Orang dulu kala memilih perang karena begitu banyak ruang kosong dan jalan buntu. Tidak ada cara diplomasi elegan dan ilmiah yang bisa disiasati selain mengadu senjata.
Jubah perang juga harus dikenakan untuk membalas penindasan, walaupun konsekwensi dari perang adalah pembunuhan. Nyawa tidak seberharga sekarang. Merah darah adalah warna favorit pada masanya.
Orang-orang dulu gemar dengan senjata mungkin sebagai kompensasi dari sempitnya pilihan-pilihan hedonistik, seperti kurang piknik, tidak ada hiburan, tidak ada paket wisata, tak ada media sosial, tidak ada mobile legends atau mortal kombat.
Perang menjadi game, cabang olahraga, penyaluran energi, bahkan pertunjukan seni. Perang menjadi tamasya, menjadi media percakapan antar suku, menjadi pendakian jiwa menuju klimaks: selebrasi kemenangan, karena berhasil membunuh lebih banyak, dan tentu saja rampasan dan pampasan perang.
Untuk tidak menolak sejarah dogma, perang dapat dimungkinkan bagi membalas kezaliman dan pengusiran. Juga kaitannya dengan kolonialisme dan nasionalisme. Di lain waktu perang adalah misi suci di hadapan Tuhan. Perang melahirkan pahlawan.
Di luar itu, perang adalah nalar wajar pada zaman ketika ia menjadi megatren dunia sepanjang abad-abad kegelapan. Masa ketika senjata mengambil alih urusan otak dan akal budi.
Tapi anehnya orang-orang sekarang masih ada yang berperang. Perang dianggap sebagai shortcut sambil menutup jalan lain. Padahal kita tidak sedang terusir dari bumi, masih banyak tempat untuk meneruskan kehidupan.
Akar dari perang adalah kepemilikan dalam seluruh definisi serta pemaksaan ide.
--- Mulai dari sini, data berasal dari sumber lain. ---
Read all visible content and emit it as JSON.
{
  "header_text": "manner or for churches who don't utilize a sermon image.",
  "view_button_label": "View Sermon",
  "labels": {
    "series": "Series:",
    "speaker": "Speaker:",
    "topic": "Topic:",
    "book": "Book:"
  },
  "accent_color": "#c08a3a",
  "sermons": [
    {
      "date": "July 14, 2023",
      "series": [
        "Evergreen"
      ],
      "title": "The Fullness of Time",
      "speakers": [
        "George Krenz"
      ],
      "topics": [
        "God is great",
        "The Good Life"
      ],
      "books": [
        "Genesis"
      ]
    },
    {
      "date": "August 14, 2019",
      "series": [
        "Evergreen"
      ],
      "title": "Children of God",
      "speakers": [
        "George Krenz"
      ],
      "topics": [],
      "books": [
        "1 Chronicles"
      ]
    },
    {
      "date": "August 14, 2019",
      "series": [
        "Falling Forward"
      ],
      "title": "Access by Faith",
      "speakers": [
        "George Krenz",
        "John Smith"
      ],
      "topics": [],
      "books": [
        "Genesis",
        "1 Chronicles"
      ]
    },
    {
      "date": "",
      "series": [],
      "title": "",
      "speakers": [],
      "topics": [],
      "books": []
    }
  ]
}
Dan tanpa sadar mereka sedang dimanfaatkan.
Di antara mereka telah membaca Agresionisme atau semisalnya, adalah teori filsafat yang menyatakan bahwa satu-satunya penyebab perang sesungguhnya adalah sifat agresif manusia.
Manusia mempertahankan sikap agresif dari bawah sadarnya, yang diturunkan oleh DNA moyang kita: Sapiens, spesies penakluk di semua belantara.